A Pushcart Prize nominee, R.T. Castleberry is an internationally published poet and critic. He lives in Houston, Texas, where he is at work on various prose and poetry manuscripts.

Poetry

By R.T. Castleberry


American Mercy

I sit on the edge of war, thirsty for release.
Wearing the white of mourning surrender,
I stack my rifle outside the harbor chapel,
march in queue for a meal.
The vagabond legions merit all respect
as they disappear into the city,
busk on streetlight corners, 
take their turn as teacher’s aide, Kwik Copy clerk.
Co-conspirators at large, their ringtones sing: 
“Give me Christ or give me Hiroshima.”

In visits overnight, I find friends
dead by protest beatings,
deaf with bleatings of family scorn. 
Shattered, ill, they are ranking  
clinics, hospice care, the mercy in 
morphine over prayer miracles. 
I sit with their dying, wince 
at my needs, my loss in their leaving.
I wish them recovered. 
I wish them no more pain.

Some mornings I’m called to waking 
by a wicked piper, black dog at his feet.
He disturbs, discerns nothing save 
grievance blare, ways of discontent.
I haul myself through a failure
that is cursing weariness,
a beggar’s snarl at bitter news,
Red Wing boots broken through to mud.
Eyes down, I revise my wolf pack memoir,
strike off another day in this sordid country.



Vistas

Windows on the gray,   
the room is a shell of information sleep,
honor debts, the graves of Funeral Summer.
Early on a Sunday, I imagine trouble,
wake to the apartment kids scramble,
sirens after motorcycles shriveling the air.
Making a life alone, I secure 
my credentials from five lies, 
a dread veering these martial streets.
Voice closed off, 
I sacrificed my words last week, 
defying sunset curfew, seeking a risky dawn.

Eyeing old acres,
I lift a phone, take a photo,
capturing beauty with the bitter, the oblique:
flare of lights across oily water,
hobo’s stroll from tent to liquor store,
sagging, sadder houses spread along the river.
Marchers at mid-day message their intent,
take a street beating Security contends is justice.
Four preachers witness to a later crowd 
on Jesus’ Method and the police baton,
the Record feature under stress.
All I’m capable of is a memoir of collapse.

Drinking poor, 
I ration the wine, amuse the guests with
work stories from a beachtown fair,
pleasures and secrets of an icehouse childhood.
Poster paints, gun oil stain the table cloth.
Sky-wide vistas shrink with rallies rising voices,
refractions of bonfires, profile arrest.
As I enter the Nickel District, 
I see an anxious expression in 
every display window I pass.
I shake the day, like water from a coat,
double-bolt my door locks.



The Body Acting Upon the Mind


Across 4 narrow lanes, a jukebox kicks up 
a barmaid’s call to morning drinkers:
Seventh Son, then King of the Road.
Summer sweating, standing in stone-scuffed boots,
I’m choking on gravel dust at the edge of a ditch

Deeper is darker is damaged—
donation clothes, foster home years,
county clinic Gold Cards. 
The dream where my father 
rages in the next room 
replays six times a month.
First loyalty is seeing myself protected.
I go silent, grow anxious when given a gift.
I quit praying after three years without response.

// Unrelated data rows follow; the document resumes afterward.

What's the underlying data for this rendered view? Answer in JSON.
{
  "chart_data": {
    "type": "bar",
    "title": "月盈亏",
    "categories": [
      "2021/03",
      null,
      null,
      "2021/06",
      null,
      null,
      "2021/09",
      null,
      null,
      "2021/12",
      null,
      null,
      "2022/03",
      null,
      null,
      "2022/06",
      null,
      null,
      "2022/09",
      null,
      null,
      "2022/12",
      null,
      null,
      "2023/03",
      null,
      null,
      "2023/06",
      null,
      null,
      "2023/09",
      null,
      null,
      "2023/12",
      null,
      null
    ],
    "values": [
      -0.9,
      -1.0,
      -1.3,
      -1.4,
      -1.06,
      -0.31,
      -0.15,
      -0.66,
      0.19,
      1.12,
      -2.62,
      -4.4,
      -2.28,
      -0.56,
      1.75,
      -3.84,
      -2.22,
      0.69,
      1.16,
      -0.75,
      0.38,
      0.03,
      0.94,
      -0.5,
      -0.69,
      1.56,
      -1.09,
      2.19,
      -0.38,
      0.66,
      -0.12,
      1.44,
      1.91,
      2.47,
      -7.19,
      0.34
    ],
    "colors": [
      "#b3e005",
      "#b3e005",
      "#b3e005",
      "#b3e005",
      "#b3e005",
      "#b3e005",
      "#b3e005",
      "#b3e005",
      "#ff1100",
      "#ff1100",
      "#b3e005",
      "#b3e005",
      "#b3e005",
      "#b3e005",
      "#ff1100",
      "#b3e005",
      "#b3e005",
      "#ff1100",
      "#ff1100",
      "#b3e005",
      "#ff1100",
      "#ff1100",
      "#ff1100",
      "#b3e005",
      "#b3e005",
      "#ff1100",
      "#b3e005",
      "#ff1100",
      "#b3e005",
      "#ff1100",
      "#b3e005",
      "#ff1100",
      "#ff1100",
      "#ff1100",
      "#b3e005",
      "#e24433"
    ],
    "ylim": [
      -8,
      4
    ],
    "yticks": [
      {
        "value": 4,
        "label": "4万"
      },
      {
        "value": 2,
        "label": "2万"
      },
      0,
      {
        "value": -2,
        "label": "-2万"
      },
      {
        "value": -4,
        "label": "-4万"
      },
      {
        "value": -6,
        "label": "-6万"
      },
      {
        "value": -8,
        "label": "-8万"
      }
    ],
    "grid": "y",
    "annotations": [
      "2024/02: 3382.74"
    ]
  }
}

Roadwork trenches empty the stores.
I squirm on a broken bus stop bench,
juggling tokens and library books,
the hazards of a parent’s promise,
long rides to retrieve VA meds.

Deeper is darker is damaged—
Saturday fight, Sunday chill,
apartment moves at the first of the month.
Bitter is a child shoplifting for his lunch.
If I avert my eyes, 
it’s to hide suspicion.
In the car, I keep a copy 
of Time Out of Mind, of Late For The Sky
as language sharing the limits of survival.